The climax of Dabangg 3 is staged in an abandoned mine presumably owned by the villain, Bali Singh (Kichcha Sudeep), where humans and machines are indiscriminately blown to smithereens by a very, very angry Chulbul Pandey before he draws his principal adversary into a bloody duel aimed at avenging the killing of a girl the protagonist was in love with once upon a time (more on that later).
Like its baddie, who radiates malevolence with unbridled glee, this film has no redeeming qualities. Dabangg 3 is a sky-high trash heap that, unmindful of its putridity, fancies its chances of being mistaken for a mountain.
In one scene, Chulbul says jocularly: "Hum class aur mass dono ke liye kaam karte hain." You snigger because, in a meta context, the line conveys ambition rather than conviction. Nothing in Dabangg 3 reflects any belief in classy, sensible storytelling. But even as a massy masala flick, it falls short. The dialogues, which gave the first Dabangg its thunder and heft, stray into infantilism far too often. So, we have Chulbul delivering lines like "Chamche ho, ab clear karo teaspoon ho ke tablespoon ho" or "Hum unhi ko thokte hain jo zaroorat se zyada bhonkte hain" or, and this is the absolute pits, "Tumra bhai hamara ghar toda hum tumhara sar todega". Well, well, do not break your head trying to suss what is going on because that is obviously the last thing the makers of Dabangg 3 want you to do.
Brimming with action, music and pulpy punchlines, this is an unabashed potboiler that delivers neither a bang for the buck nor recaptures the comic energy that shone through in the first two outings. The drab storyline scrapes the bottom of the genre barrel despite an effective performance from Kannada megastar Sudeep, playing an embodiment of pure evil and holding his own in a film in which Salman dominates every single frame, sometimes to his own detriment.
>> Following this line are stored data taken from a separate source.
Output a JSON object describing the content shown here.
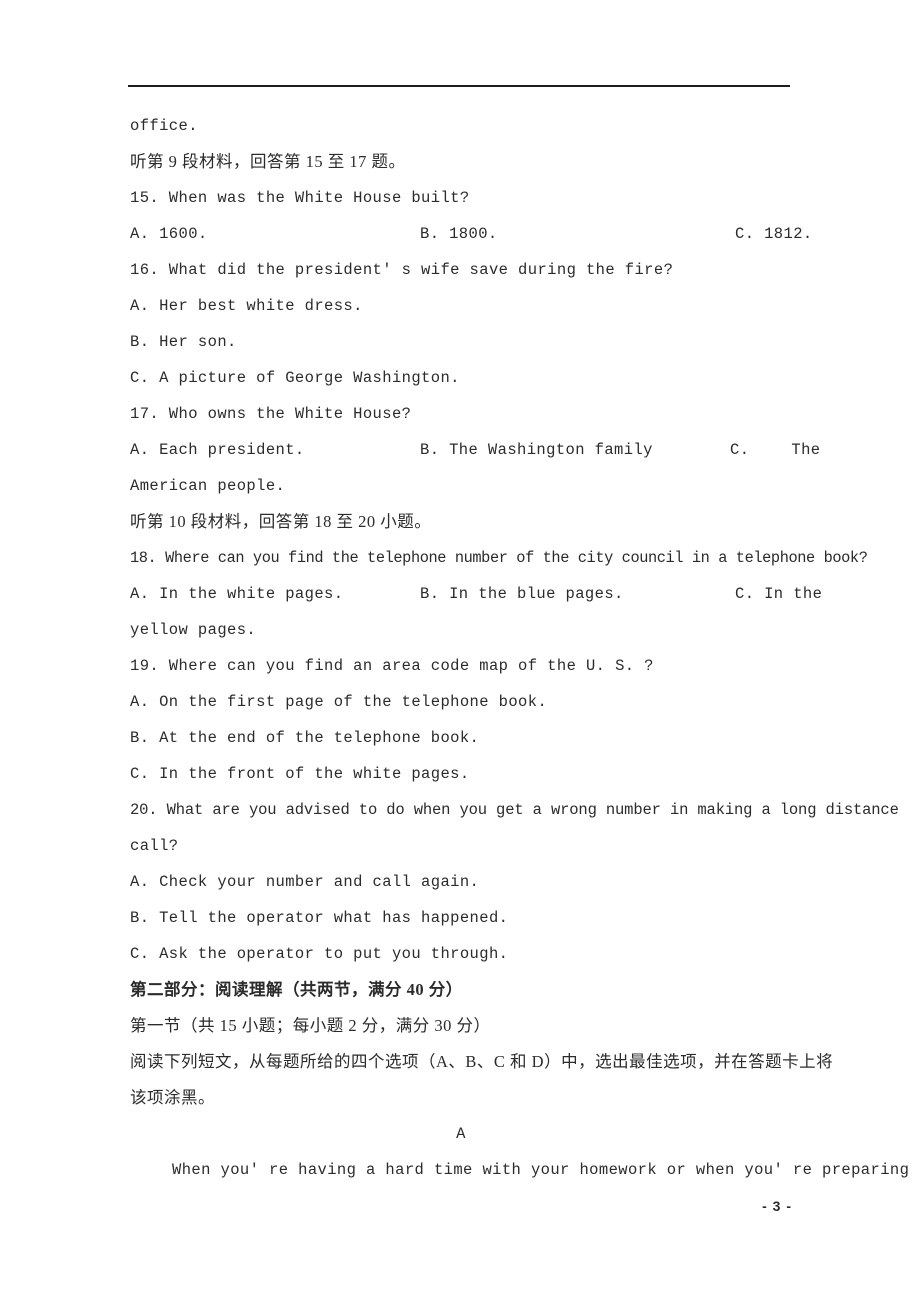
{
  "document": {
    "page_number": "- 3 -",
    "lines": {
      "office": "office.",
      "listen_9": "听第 9 段材料，回答第 15 至 17 题。",
      "q15": "15. When was the White House built?",
      "q15_a": "A. 1600.",
      "q15_b": "B. 1800.",
      "q15_c": "C. 1812.",
      "q16": "16. What did the president' s wife save during the fire?",
      "q16_a": "A. Her best white dress.",
      "q16_b": "B. Her son.",
      "q16_c": "C. A picture of George Washington.",
      "q17": "17. Who owns the White House?",
      "q17_a": "A. Each president.",
      "q17_b": "B. The Washington family",
      "q17_c_label": "C.",
      "q17_c_text": "The",
      "q17_c_cont": "American people.",
      "listen_10": "听第 10 段材料，回答第 18 至 20 小题。",
      "q18": "18. Where can you find the telephone number of the city council in a telephone book?",
      "q18_a": "A. In the white pages.",
      "q18_b": "B. In the blue pages.",
      "q18_c": "C. In the",
      "q18_c_cont": "yellow pages.",
      "q19": "19. Where can you find an area code map of the U. S. ?",
      "q19_a": "A. On the first page of the telephone book.",
      "q19_b": "B. At the end of the telephone book.",
      "q19_c": "C. In the front of the white pages.",
      "q20": "20. What are you advised to do when you get a wrong number in making a long distance",
      "q20_cont": "call?",
      "q20_a": "A. Check your number and call again.",
      "q20_b": "B. Tell the operator what has happened.",
      "q20_c": "C. Ask the operator to put you through.",
      "part_two_heading": "第二部分：阅读理解（共两节，满分 40 分）",
      "section_one": "第一节（共 15 小题；每小题 2 分，满分 30 分）",
      "instructions_1": "阅读下列短文，从每题所给的四个选项（A、B、C 和 D）中，选出最佳选项，并在答题卡上将",
      "instructions_2": "该项涂黑。",
      "passage_label": "A",
      "passage_line_1": "When you' re having a hard time with your homework or when you' re preparing for"
    }
  }
}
Dabangg 3 provides fans of the franchise exactly what they are looking for - the lovable crime-buster who does not shy away from bending the rules when faced with situations and people that are tricky and spell trouble. The liberties he takes, the one-liners he spouts and the swag he injects into the policeman act lend the film its superficial gloss. That is all a Salman Khan movie usually needs in order to send his fan base into raptures. Here, there's grave doubt.
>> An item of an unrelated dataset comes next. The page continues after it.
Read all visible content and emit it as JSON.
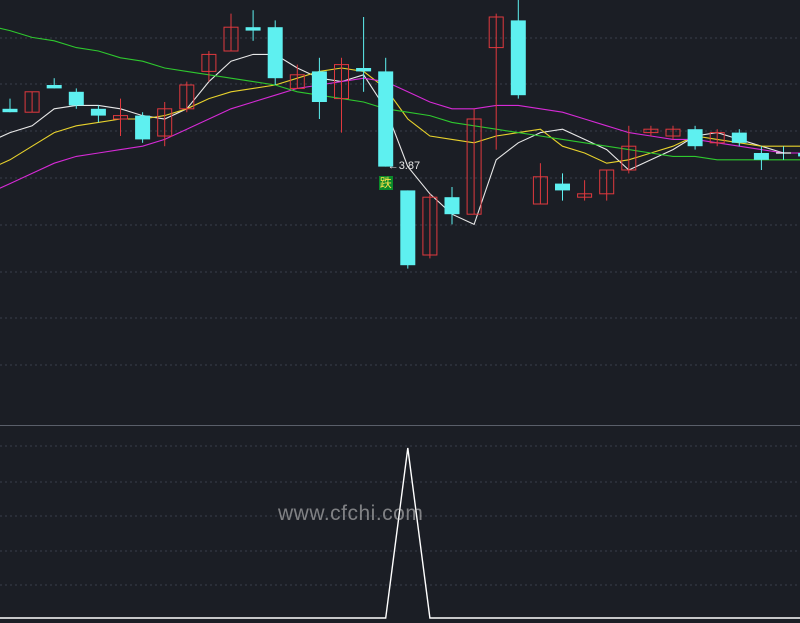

While Chulbul goes about his job, which involves among other things rescuing trafficked damsels from the clutches off a woman who thinks she can get away with murder but finds her pride badly dented by Chulbul, the film packs into its two-and-a-half-hour expanse umpteen songs, including one that has Salman swaying to the beats of Munna badnaam hua in the company of Warina Hussain and Prabhu Deva, fights that the hero wades into in solitary splendour and always emerges from sans a scratch on his body, and stray social messages: anti-smoking, anti-dowry and pro-water conservation. This is Bollywood CSR at work but it's so shoddy that it unlikely to cause so much as a ripple.
The film pulls out the stops to tell us why the protagonist, now every inch a family man who is devoted to his doting wife Rajjo (Sonakshi Sinha), favours unconventional methods to punish and reform criminals. Dabangg 3 is a prequel of sorts presenting an origin story that traces the transformation of a village wastrel named Dhaakad Chand Pandey into a tough cop forsworn to eradicating crime.
It takes us back to his first love, Khushi (debutante Saiee Manjrekar), a rustic belle who attracts the unwanted attention of the baddie. That triggers a bitter, tragic confrontation between the hero and the antagonist. The former loses a dear one and finds a mission in life. But The film never stops meandering.
The clash between Chulbul Pandey and the bad guy pans out along familiar lines, with Sudeep lending the face-off a degree of novelty. But that is anything but enough for a film that is this turgid and bloated. Dabangg 3 is an all too formulaic one-way street that holds no surprises at all. It goes nowhere we haven't been before.